Strontium Sulfate SrSO4
This does not absorb water as quickly as nitrate and is used when storage is necessary. In its natural state it is known as Celestine, which compares to grades used in fireworks.

Sulphur (Sulfur) S
For example type II burns at 250 degrees giving off choking fumes. Purchase good pyro grades low in acid. Used in many types of fireworks and explosives.

Sulfuric Acid H2SO4
Also called Oil of Vitriol, it is a clear liquid with the consistency of a thin syrup. Bottles should be kept tightly closed as it is a very corrosive and dangerous chemical. It has a great affinity for water and will absorb it from any source. The effect can be a charred surface or fire. The grade used in explosives is 93-98%.

Sulfur Trioxide SO3
This powder will combine with water with explosive violence to form Sulfuric Acid. If brought in contact with wood flour and a drop of water is added, a fire will start. It is used to make some explosives.

Trinitrotoluene (NO2)3C6H2CH3
Commonly known as TNT. The poisonous crystals are colorless in the pure state. It is more powerful and expensive than Dynamite.
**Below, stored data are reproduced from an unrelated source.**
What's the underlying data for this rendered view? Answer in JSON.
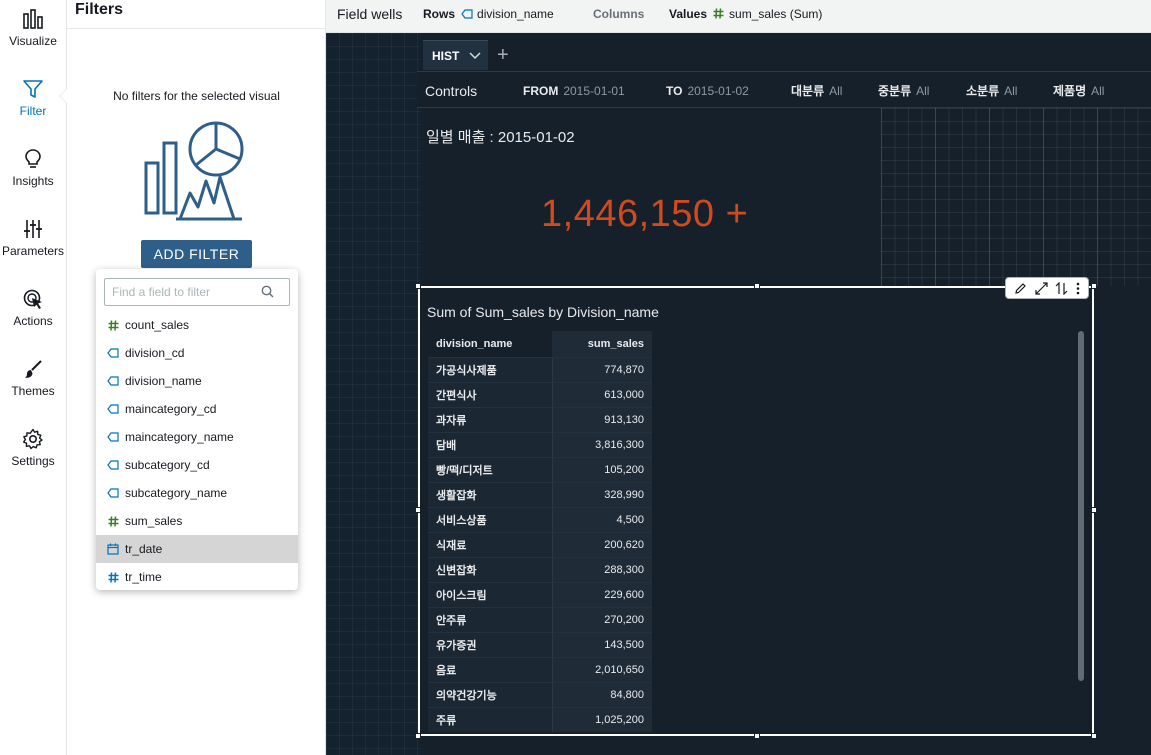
{
  "rail": {
    "items": [
      {
        "label": "Visualize",
        "icon": "visualize-icon"
      },
      {
        "label": "Filter",
        "icon": "filter-icon",
        "active": true
      },
      {
        "label": "Insights",
        "icon": "lightbulb-icon"
      },
      {
        "label": "Parameters",
        "icon": "sliders-icon"
      },
      {
        "label": "Actions",
        "icon": "cursor-click-icon"
      },
      {
        "label": "Themes",
        "icon": "brush-icon"
      },
      {
        "label": "Settings",
        "icon": "gear-icon"
      }
    ]
  },
  "filters": {
    "title": "Filters",
    "empty_message": "No filters for the selected visual",
    "add_button": "ADD FILTER",
    "search_placeholder": "Find a field to filter",
    "fields": [
      {
        "name": "count_sales",
        "type": "measure"
      },
      {
        "name": "division_cd",
        "type": "dimension"
      },
      {
        "name": "division_name",
        "type": "dimension"
      },
      {
        "name": "maincategory_cd",
        "type": "dimension"
      },
      {
        "name": "maincategory_name",
        "type": "dimension"
      },
      {
        "name": "subcategory_cd",
        "type": "dimension"
      },
      {
        "name": "subcategory_name",
        "type": "dimension"
      },
      {
        "name": "sum_sales",
        "type": "measure"
      },
      {
        "name": "tr_date",
        "type": "date",
        "highlighted": true
      },
      {
        "name": "tr_time",
        "type": "numeric"
      }
    ]
  },
  "fieldwells": {
    "title": "Field wells",
    "rows_label": "Rows",
    "rows_value": "division_name",
    "columns_label": "Columns",
    "values_label": "Values",
    "values_value": "sum_sales (Sum)"
  },
  "sheet": {
    "tab_name": "HIST",
    "add_tab": "+"
  },
  "controls": {
    "title": "Controls",
    "items": [
      {
        "label": "FROM",
        "value": "2015-01-01"
      },
      {
        "label": "TO",
        "value": "2015-01-02"
      },
      {
        "label": "대분류",
        "value": "All"
      },
      {
        "label": "중분류",
        "value": "All"
      },
      {
        "label": "소분류",
        "value": "All"
      },
      {
        "label": "제품명",
        "value": "All"
      }
    ]
  },
  "kpi": {
    "title": "일별 매출 : 2015-01-02",
    "value": "1,446,150",
    "trend_symbol": "+",
    "color": "#d04a1d"
  },
  "table_visual": {
    "title": "Sum of Sum_sales by Division_name",
    "columns": [
      "division_name",
      "sum_sales"
    ],
    "rows": [
      [
        "가공식사제품",
        "774,870"
      ],
      [
        "간편식사",
        "613,000"
      ],
      [
        "과자류",
        "913,130"
      ],
      [
        "담배",
        "3,816,300"
      ],
      [
        "빵/떡/디저트",
        "105,200"
      ],
      [
        "생활잡화",
        "328,990"
      ],
      [
        "서비스상품",
        "4,500"
      ],
      [
        "식재료",
        "200,620"
      ],
      [
        "신변잡화",
        "288,300"
      ],
      [
        "아이스크림",
        "229,600"
      ],
      [
        "안주류",
        "270,200"
      ],
      [
        "유가증권",
        "143,500"
      ],
      [
        "음료",
        "2,010,650"
      ],
      [
        "의약건강기능",
        "84,800"
      ],
      [
        "주류",
        "1,025,200"
      ]
    ]
  },
  "colors": {
    "accent": "#0073bb",
    "button": "#2e5f8a",
    "canvas": "#142230",
    "kpi": "#d04a1d"
  }
}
If not confined it will burn like dynamite. Used as a high explosive and to make others.

Wood Flour
This is merely another name for sawdust or wood meal. It is used in fireworks and explosives.

Zinc Zn
Of all the forms, only the dust is suitable in the technical or high purity grade. It is a gray powder used in star mixtures and for fuel in model rockets.

Zinc Borate 3ZnO.2B2O3
A white amorphous powder used in making smoke formulas. A relatively safe compound to handle.

Zinc Carbonate ZnCO3
Another white Zinc compound used in some smoke formulas. Also a safe compound to handle.

Zinc Oxide ZnO
Sometimes called Flowers of Zinc. This is a white or yellowish powder used in some firework formulas. It has also found use as a thickening agent in water glass when a stronger pyro paste is desired.